The Coffee Roasting Process
In the first stage of roasting, coffee dries, losing its water content in the form of steam. At this stage, it smells vegetal, leading through the yellowing stage to the most exciting part: First Crack! This is when you might wonder if some corn kernels slipped into the roaster drum, as audible “pops” sound. First Crack is where many lighter-roasted coffees are dropped into the cooling tray of the roaster, maximizing organic acids and resulting in bright, articulate coffees.
Just before First Crack, caramelization of the natural sugars in the bean begins, a process which continues during the development stage. Through careful heat application during, roasters can balance the browning of sugars with the brightness of organic acids, creating a delicate, complex dance between caramel and fruit.

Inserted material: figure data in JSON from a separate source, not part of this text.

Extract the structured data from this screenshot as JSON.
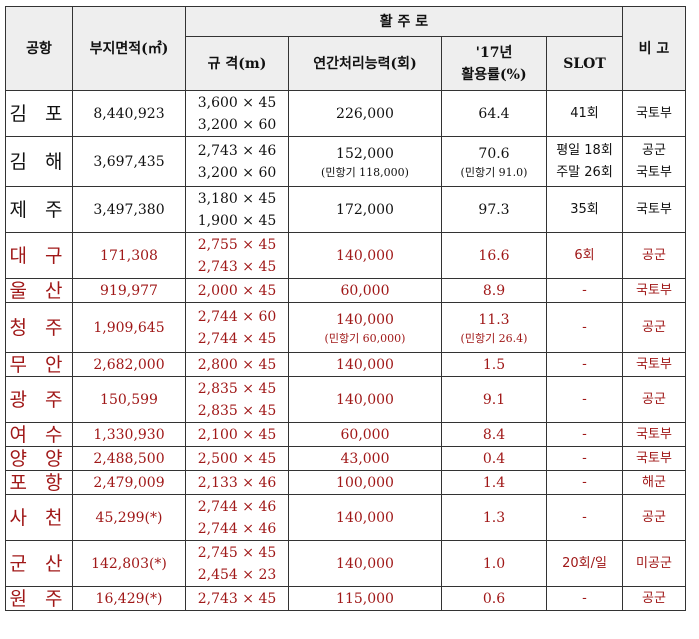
{
  "headers": {
    "airport": "공항",
    "area": "부지면적(㎡)",
    "runway_group": "활   주   로",
    "spec": "규  격(m)",
    "capacity": "연간처리능력(회)",
    "usage_line1": "'17년",
    "usage_line2": "활용률(%)",
    "slot": "SLOT",
    "remarks": "비  고"
  },
  "colors": {
    "black_text": "#111111",
    "red_text": "#a01818",
    "header_bg": "#eeeeee"
  },
  "rows": [
    {
      "airport": "김 포",
      "area": "8,440,923",
      "spec": [
        "3,600 × 45",
        "3,200 × 60"
      ],
      "capacity": "226,000",
      "capacity_note": "",
      "usage": "64.4",
      "usage_note": "",
      "slot": [
        "41회"
      ],
      "remarks": [
        "국토부"
      ],
      "color": "black"
    },
    {
      "airport": "김 해",
      "area": "3,697,435",
      "spec": [
        "2,743 × 46",
        "3,200 × 60"
      ],
      "capacity": "152,000",
      "capacity_note": "(민항기 118,000)",
      "usage": "70.6",
      "usage_note": "(민항기 91.0)",
      "slot": [
        "평일 18회",
        "주말 26회"
      ],
      "remarks": [
        "공군",
        "국토부"
      ],
      "color": "black"
    },
    {
      "airport": "제 주",
      "area": "3,497,380",
      "spec": [
        "3,180 × 45",
        "1,900 × 45"
      ],
      "capacity": "172,000",
      "capacity_note": "",
      "usage": "97.3",
      "usage_note": "",
      "slot": [
        "35회"
      ],
      "remarks": [
        "국토부"
      ],
      "color": "black"
    },
    {
      "airport": "대 구",
      "area": "171,308",
      "spec": [
        "2,755 × 45",
        "2,743 × 45"
      ],
      "capacity": "140,000",
      "capacity_note": "",
      "usage": "16.6",
      "usage_note": "",
      "slot": [
        "6회"
      ],
      "remarks": [
        "공군"
      ],
      "color": "red"
    },
    {
      "airport": "울 산",
      "area": "919,977",
      "spec": [
        "2,000 × 45"
      ],
      "capacity": "60,000",
      "capacity_note": "",
      "usage": "8.9",
      "usage_note": "",
      "slot": [
        "-"
      ],
      "remarks": [
        "국토부"
      ],
      "color": "red"
    },
    {
      "airport": "청 주",
      "area": "1,909,645",
      "spec": [
        "2,744 × 60",
        "2,744 × 45"
      ],
      "capacity": "140,000",
      "capacity_note": "(민항기 60,000)",
      "usage": "11.3",
      "usage_note": "(민항기 26.4)",
      "slot": [
        "-"
      ],
      "remarks": [
        "공군"
      ],
      "color": "red"
    },
    {
      "airport": "무 안",
      "area": "2,682,000",
      "spec": [
        "2,800 × 45"
      ],
      "capacity": "140,000",
      "capacity_note": "",
      "usage": "1.5",
      "usage_note": "",
      "slot": [
        "-"
      ],
      "remarks": [
        "국토부"
      ],
      "color": "red"
    },
    {
      "airport": "광 주",
      "area": "150,599",
      "spec": [
        "2,835 × 45",
        "2,835 × 45"
      ],
      "capacity": "140,000",
      "capacity_note": "",
      "usage": "9.1",
      "usage_note": "",
      "slot": [
        "-"
      ],
      "remarks": [
        "공군"
      ],
      "color": "red"
    },
    {
      "airport": "여 수",
      "area": "1,330,930",
      "spec": [
        "2,100 × 45"
      ],
      "capacity": "60,000",
      "capacity_note": "",
      "usage": "8.4",
      "usage_note": "",
      "slot": [
        "-"
      ],
      "remarks": [
        "국토부"
      ],
      "color": "red"
    },
    {
      "airport": "양 양",
      "area": "2,488,500",
      "spec": [
        "2,500 × 45"
      ],
      "capacity": "43,000",
      "capacity_note": "",
      "usage": "0.4",
      "usage_note": "",
      "slot": [
        "-"
      ],
      "remarks": [
        "국토부"
      ],
      "color": "red"
    },
    {
      "airport": "포 항",
      "area": "2,479,009",
      "spec": [
        "2,133 × 46"
      ],
      "capacity": "100,000",
      "capacity_note": "",
      "usage": "1.4",
      "usage_note": "",
      "slot": [
        "-"
      ],
      "remarks": [
        "해군"
      ],
      "color": "red"
    },
    {
      "airport": "사 천",
      "area": "45,299(*)",
      "spec": [
        "2,744 × 46",
        "2,744 × 46"
      ],
      "capacity": "140,000",
      "capacity_note": "",
      "usage": "1.3",
      "usage_note": "",
      "slot": [
        "-"
      ],
      "remarks": [
        "공군"
      ],
      "color": "red"
    },
    {
      "airport": "군 산",
      "area": "142,803(*)",
      "spec": [
        "2,745 × 45",
        "2,454 × 23"
      ],
      "capacity": "140,000",
      "capacity_note": "",
      "usage": "1.0",
      "usage_note": "",
      "slot": [
        "20회/일"
      ],
      "remarks": [
        "미공군"
      ],
      "color": "red"
    },
    {
      "airport": "원 주",
      "area": "16,429(*)",
      "spec": [
        "2,743 × 45"
      ],
      "capacity": "115,000",
      "capacity_note": "",
      "usage": "0.6",
      "usage_note": "",
      "slot": [
        "-"
      ],
      "remarks": [
        "공군"
      ],
      "color": "red"
    }
  ]
}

And then, along comes Second Crack. At this point in the roasting process, the coffee's cellular structure is breaking down and the roaster begins to impart smokiness to the bean. Coffee dropped at this stage can be magical, with dark chocolate and fruits balanced with a bitterness ranging from cocoa to carbon. Beyond this point is the historic "French Roast" development, visually identified by the sheen of coffee oil on the outside of the bean. Past this point the coffee rapidly becomes carbonized and often nasty. You won't see any coffees past this stage on Crema.co!